Agama sbg Kendaraan Politik

 

Selain mendompleng popularitas seorang tokoh masyarakat atau figur publik, apalagi yang biasanya dijadikan tameng bagi politikus untuk mencari jabatan dan meraih suara sebanyak-banyaknya?

Jawabannya bisa macam-macam. Situs jejaring sosial, perusahaan terkemuka, pemilik modal, produk yang lagi ngetrend, dan banyak lagi. Namun, yang paling mudah adalah agama. Yah, slogan-slogan agama beserta dalil-dalilnya adalah mesin paling efektif untuk menarik simpati, menggugah semangat, mengobarkan asa, memantik emosi dan menggaet loyalitas tanpa batas.

Agama sebagai way of life yang itu menjadi pilihan hidup manusia, dengan mudahnya ditarik-tarik oleh para politikus atau aktivis pergerakan untuk dijadikan alat menjaring suara dan mencari simpati. Gerakan-gerakan yang mengatasnamakan Islam, misalnya, kini telah menjadi momok yang bukan hanya mengancam negara dan kesatuan NKRI, tapi juga meresahkan masyarakat luas. Terlebih lagi, akhir-akhir ini, Pancasila sebagai dasar negara dan motto "Bhinneka Tunggal Ika" mulai digugat, dibenturkan hingga dilawan dengan cara mempertentangkannya dengan kitab suci.

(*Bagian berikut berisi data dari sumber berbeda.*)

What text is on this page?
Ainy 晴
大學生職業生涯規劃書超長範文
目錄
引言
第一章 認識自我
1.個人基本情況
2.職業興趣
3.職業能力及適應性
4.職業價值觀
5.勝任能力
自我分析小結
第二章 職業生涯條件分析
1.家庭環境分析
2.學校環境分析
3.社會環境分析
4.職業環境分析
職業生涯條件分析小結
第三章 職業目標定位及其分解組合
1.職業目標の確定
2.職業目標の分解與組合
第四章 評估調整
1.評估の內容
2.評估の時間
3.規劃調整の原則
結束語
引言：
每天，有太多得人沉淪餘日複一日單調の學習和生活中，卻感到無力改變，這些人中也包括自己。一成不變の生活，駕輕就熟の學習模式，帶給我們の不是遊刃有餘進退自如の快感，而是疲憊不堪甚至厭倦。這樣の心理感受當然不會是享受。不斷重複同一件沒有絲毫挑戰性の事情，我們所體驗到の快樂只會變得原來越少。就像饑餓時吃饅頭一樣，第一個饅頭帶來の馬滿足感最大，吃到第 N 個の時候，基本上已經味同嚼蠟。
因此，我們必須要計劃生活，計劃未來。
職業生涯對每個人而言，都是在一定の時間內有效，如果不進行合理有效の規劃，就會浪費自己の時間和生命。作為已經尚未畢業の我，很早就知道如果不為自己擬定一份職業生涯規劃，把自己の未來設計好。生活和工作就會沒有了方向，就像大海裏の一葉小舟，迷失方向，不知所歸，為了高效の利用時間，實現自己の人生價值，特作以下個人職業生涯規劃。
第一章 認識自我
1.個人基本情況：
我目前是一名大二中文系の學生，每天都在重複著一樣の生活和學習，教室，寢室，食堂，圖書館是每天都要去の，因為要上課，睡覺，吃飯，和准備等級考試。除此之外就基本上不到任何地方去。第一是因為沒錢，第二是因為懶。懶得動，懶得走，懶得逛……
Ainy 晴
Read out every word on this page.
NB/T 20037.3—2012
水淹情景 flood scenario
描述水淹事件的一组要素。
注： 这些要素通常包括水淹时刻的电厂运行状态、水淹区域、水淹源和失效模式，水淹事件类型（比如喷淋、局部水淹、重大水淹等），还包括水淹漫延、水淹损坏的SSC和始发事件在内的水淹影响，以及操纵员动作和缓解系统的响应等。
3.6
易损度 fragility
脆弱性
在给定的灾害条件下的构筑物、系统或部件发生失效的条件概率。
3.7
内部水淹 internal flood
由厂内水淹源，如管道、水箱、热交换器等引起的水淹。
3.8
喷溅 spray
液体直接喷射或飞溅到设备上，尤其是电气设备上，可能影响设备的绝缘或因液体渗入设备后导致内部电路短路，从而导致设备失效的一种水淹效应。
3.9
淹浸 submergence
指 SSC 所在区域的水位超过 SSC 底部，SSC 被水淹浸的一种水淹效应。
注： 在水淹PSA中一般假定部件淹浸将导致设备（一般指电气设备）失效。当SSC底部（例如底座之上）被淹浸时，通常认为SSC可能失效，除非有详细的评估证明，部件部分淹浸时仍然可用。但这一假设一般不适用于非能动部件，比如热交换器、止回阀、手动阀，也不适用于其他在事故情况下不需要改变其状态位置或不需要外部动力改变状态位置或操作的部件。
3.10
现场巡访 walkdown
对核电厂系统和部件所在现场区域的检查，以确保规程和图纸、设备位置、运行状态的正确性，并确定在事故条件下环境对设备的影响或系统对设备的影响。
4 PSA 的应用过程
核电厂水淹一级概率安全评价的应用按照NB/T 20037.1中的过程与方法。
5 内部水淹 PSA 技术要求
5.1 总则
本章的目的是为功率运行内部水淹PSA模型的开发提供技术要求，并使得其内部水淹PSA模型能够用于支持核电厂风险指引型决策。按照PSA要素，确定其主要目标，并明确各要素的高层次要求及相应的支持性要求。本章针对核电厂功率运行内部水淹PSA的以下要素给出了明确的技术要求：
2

Islam yang sejatinya ajaran mulia, universal, penebar rahmat dan kedamaian, oleh siapapun bisa dimanipulatif dan dimodifikasi sedemikian rupa untuk mencapai tujuannya sendiri, yakni kekuasaan. Masyarakat muslim yang awam, tak terkecuali kaum intelektual muda, merasa bahwa tawaraan baru tentang negara Islam, kekhilafahan, dan seterusnya sebagai pilihan alternatif baru yang mencerahkan di tengah realitas kehidupan yang penuh ketidak adilan, kesenjangan sosial dan ekonomi dan ketidak pastian hukum.

Melalui data-data akurat tentang lemahnya kehidupan berdemokrasi, birokrasi yang korup, dan isu-isu lainnya, para pengusung gerakan yang mengatasnamakan Islam berusaha menarik simpati dan membuka mata kaum pemilih awam serta para remaja yang masih bau kencur untuk direkrut dan dijadikan member tetap yang siap lahir-batin membela ideologi baru berdasarkan agama di atas ideologi negara, yakni Pancasila dan UUD 1945.

Inilah yang dimaksud agama hanya dijadikan kendaraan politik untuk meraih kekuasaan, melampiaskan nafsu dan menghukum orang-orang atau kelompok lain yang dinilai berseberangan dengan ideologinya sendiri. Sebagus apapun gerakan, organisasi, perkumpulan atau apapun namanya, semua tergantung kepada manusianya.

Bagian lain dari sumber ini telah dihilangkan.